Inauguration of the International Year of Global Understanding


The International Year of Global Understanding (IYGU) 2016 will be officially inaugurated today in a public opening ceremony in Jena, Germany.

From climate change to air pollution to the wider societal impacts of income inequality, the global consequences of local actions are increasingly noticeable. Changing the world is everyone’s business, and taking action on global issues locally involves an understanding of the many ways in which the local and the global are intertwined. This is the central idea of the 2016 “International Year of Global Understanding” (IYGU), which was launched at the World Social Science Forum in 2015 and will be inaugurated today.

A public opening ceremony will be held at the ‘Volkshaus’ in Jena at 2 p.m.

Professor Klaus Töpfer, the former German Federal Minister for the Environment and the former Executive Director of the United Nations Environment Programme (UNEP) will deliver the keynote address. Dr Mathieu Denis, Executive Director of the ISSC will also speak in the opening ceremony, alongside a number of high-level guests from all over the world.

Beside the ceremonial speeches, a range of IYGU’s central topics and projects will be presented. The initiative aims not only to enrich the debate on fundamental scientific questions, but also to support concrete, everyday projects that help foster Global Understanding. Professor Benno Werlen, who initiated and developed the IYGU, said

 “We wish to build bridges between global thinking and local action. IYGU will encourage people to make their everyday choices in the light of global challenges.”

The opening ceremony is a public event (entrance is free). It will be primarily held in English.

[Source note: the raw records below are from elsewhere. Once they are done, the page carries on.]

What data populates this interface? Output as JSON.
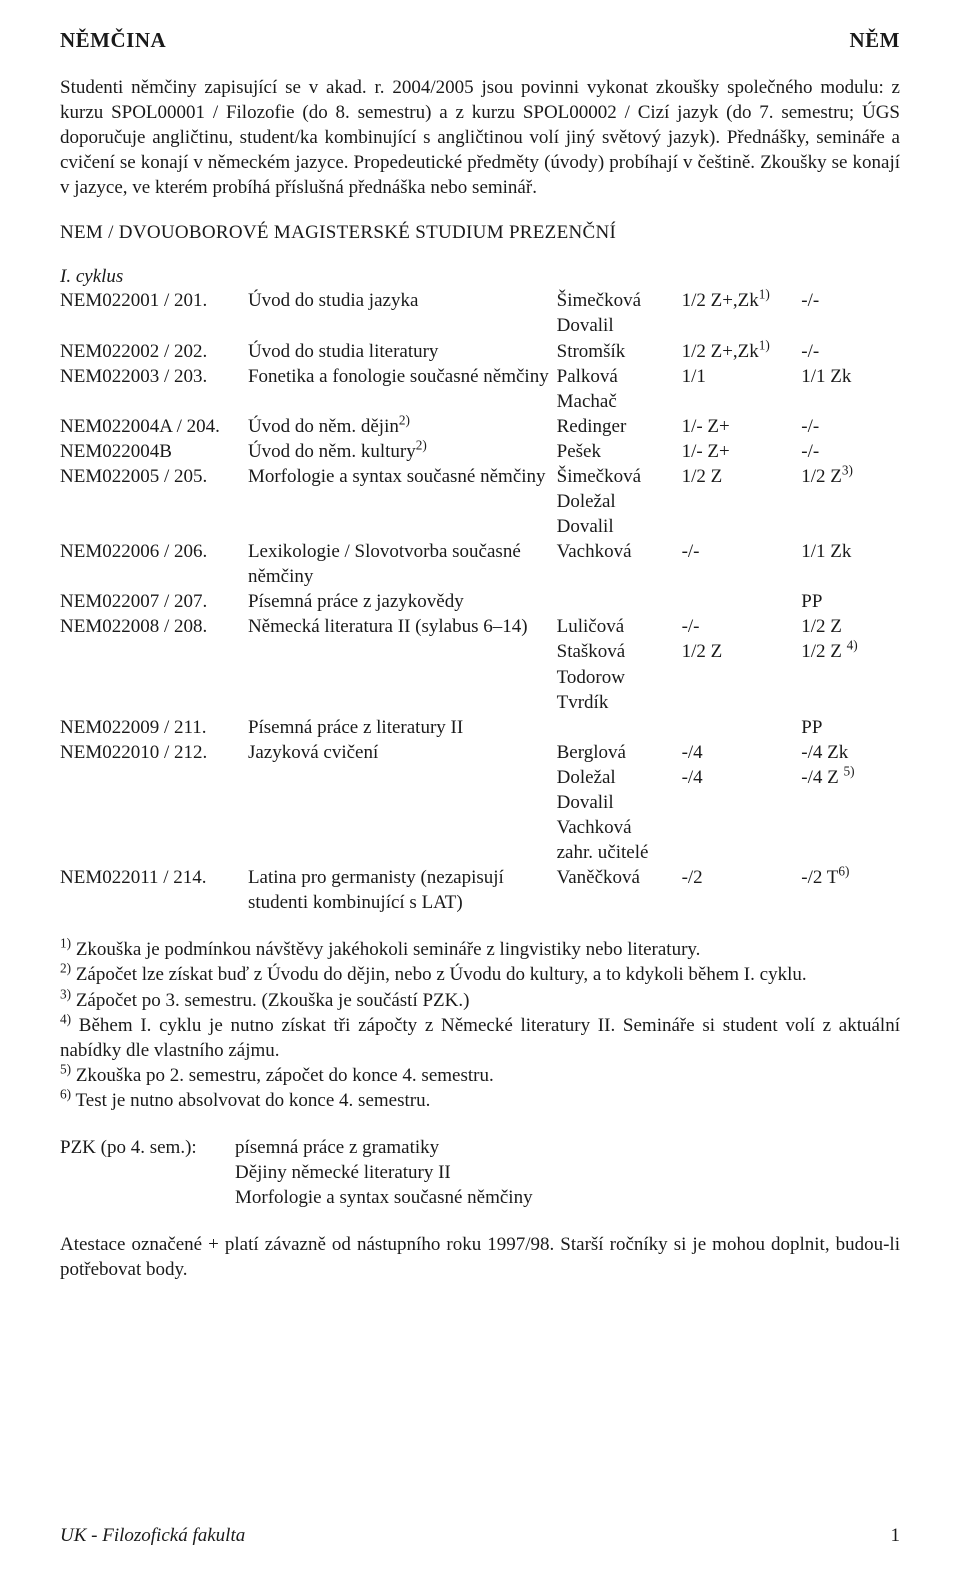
{
  "header": {
    "left": "NĚMČINA",
    "right": "NĚM"
  },
  "intro": "Studenti němčiny zapisující se v akad. r. 2004/2005 jsou povinni vykonat zkoušky společného modulu: z kurzu SPOL00001 / Filozofie (do 8. semestru) a z kurzu SPOL00002 / Cizí jazyk (do 7. semestru; ÚGS doporučuje angličtinu, student/ka kombinující s angličtinou volí jiný světový jazyk). Přednášky, semináře a cvičení se konají v německém jazyce. Propedeutické předměty (úvody) probíhají v češtině. Zkoušky se konají v jazyce, ve kterém probíhá příslušná přednáška nebo seminář.",
  "section_title": "NEM / DVOUOBOROVÉ MAGISTERSKÉ STUDIUM PREZENČNÍ",
  "cycle_label": "I. cyklus",
  "courses": [
    {
      "code": "NEM022001 / 201.",
      "title": "Úvod do studia jazyka",
      "instr": [
        "Šimečková",
        "Dovalil"
      ],
      "c1": "1/2 Z+,Zk",
      "c1sup": "1)",
      "c2": "-/-"
    },
    {
      "code": "NEM022002 / 202.",
      "title": "Úvod do studia literatury",
      "instr": [
        "Stromšík"
      ],
      "c1": "1/2 Z+,Zk",
      "c1sup": "1)",
      "c2": "-/-"
    },
    {
      "code": "NEM022003 / 203.",
      "title": "Fonetika a fonologie současné němčiny",
      "instr": [
        "Palková",
        "Machač"
      ],
      "c1": "1/1",
      "c2": "1/1 Zk"
    },
    {
      "code": "NEM022004A / 204.",
      "title": "Úvod do něm. dějin",
      "titlesup": "2)",
      "instr": [
        "Redinger"
      ],
      "c1": "1/- Z+",
      "c2": "-/-"
    },
    {
      "code": "NEM022004B",
      "title": "Úvod do něm. kultury",
      "titlesup": "2)",
      "instr": [
        "Pešek"
      ],
      "c1": "1/- Z+",
      "c2": "-/-"
    },
    {
      "code": "NEM022005 / 205.",
      "title": "Morfologie a syntax současné němčiny",
      "instr": [
        "Šimečková",
        "Doležal",
        "Dovalil"
      ],
      "c1": "1/2 Z",
      "c2": "1/2 Z",
      "c2sup": "3)"
    },
    {
      "code": "NEM022006 / 206.",
      "title": "Lexikologie / Slovotvorba současné němčiny",
      "instr": [
        "Vachková"
      ],
      "c1": "-/-",
      "c2": "1/1 Zk"
    },
    {
      "code": "NEM022007 / 207.",
      "title": "Písemná práce z jazykovědy",
      "instr": [],
      "c1": "",
      "c2": "PP"
    },
    {
      "code": "NEM022008 / 208.",
      "title": "Německá literatura II (sylabus 6–14)",
      "instr": [
        "Luličová",
        "Stašková",
        "Todorow",
        "Tvrdík"
      ],
      "c1": [
        "-/-",
        "1/2 Z"
      ],
      "c2": [
        "1/2 Z",
        "1/2 Z "
      ],
      "c2sup": "4)"
    },
    {
      "code": "NEM022009 / 211.",
      "title": "Písemná práce z literatury II",
      "instr": [],
      "c1": "",
      "c2": "PP"
    },
    {
      "code": "NEM022010 / 212.",
      "title": "Jazyková cvičení",
      "instr": [
        "Berglová",
        "Doležal",
        "Dovalil",
        "Vachková",
        "zahr. učitelé"
      ],
      "c1": [
        "-/4",
        "-/4"
      ],
      "c2": [
        "-/4 Zk",
        "-/4 Z "
      ],
      "c2sup": "5)"
    },
    {
      "code": "NEM022011 / 214.",
      "title": "Latina pro germanisty (nezapisují studenti kombinující s LAT)",
      "instr": [
        "Vaněčková"
      ],
      "c1": "-/2",
      "c2": "-/2 T",
      "c2sup": "6)"
    }
  ],
  "notes": [
    {
      "sup": "1)",
      "text": "Zkouška je podmínkou návštěvy jakéhokoli semináře z lingvistiky nebo literatury."
    },
    {
      "sup": "2)",
      "text": "Zápočet lze získat buď z Úvodu do dějin, nebo z Úvodu do kultury, a to kdykoli během I. cyklu."
    },
    {
      "sup": "3)",
      "text": "Zápočet po 3. semestru. (Zkouška je součástí PZK.)"
    },
    {
      "sup": "4)",
      "text": "Během I. cyklu je nutno získat tři zápočty z Německé literatury II. Semináře si student volí z aktuální nabídky dle vlastního zájmu."
    },
    {
      "sup": "5)",
      "text": "Zkouška po 2. semestru, zápočet do konce 4. semestru."
    },
    {
      "sup": "6)",
      "text": "Test je nutno absolvovat do konce 4. semestru."
    }
  ],
  "pzk": {
    "label": "PZK (po 4. sem.):",
    "lines": [
      "písemná práce z gramatiky",
      "Dějiny německé literatury II",
      "Morfologie a syntax současné němčiny"
    ]
  },
  "closing": "Atestace označené + platí závazně od nástupního roku 1997/98. Starší ročníky si je mohou doplnit, budou-li potřebovat body.",
  "footer": {
    "faculty": "UK - Filozofická fakulta",
    "page": "1"
  }
}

Download the full programme.

More information on the IYGU can be found at:  www.global-understanding.info

The international year is supported by the ISSC, ICSU (International Council for Science) and CIPSH (International Council for Philosophy and Human Sciences). It originates from the Friedrich-Schiller-University of Jena in Germany, and was developed in cooperation with the International Geographical Union.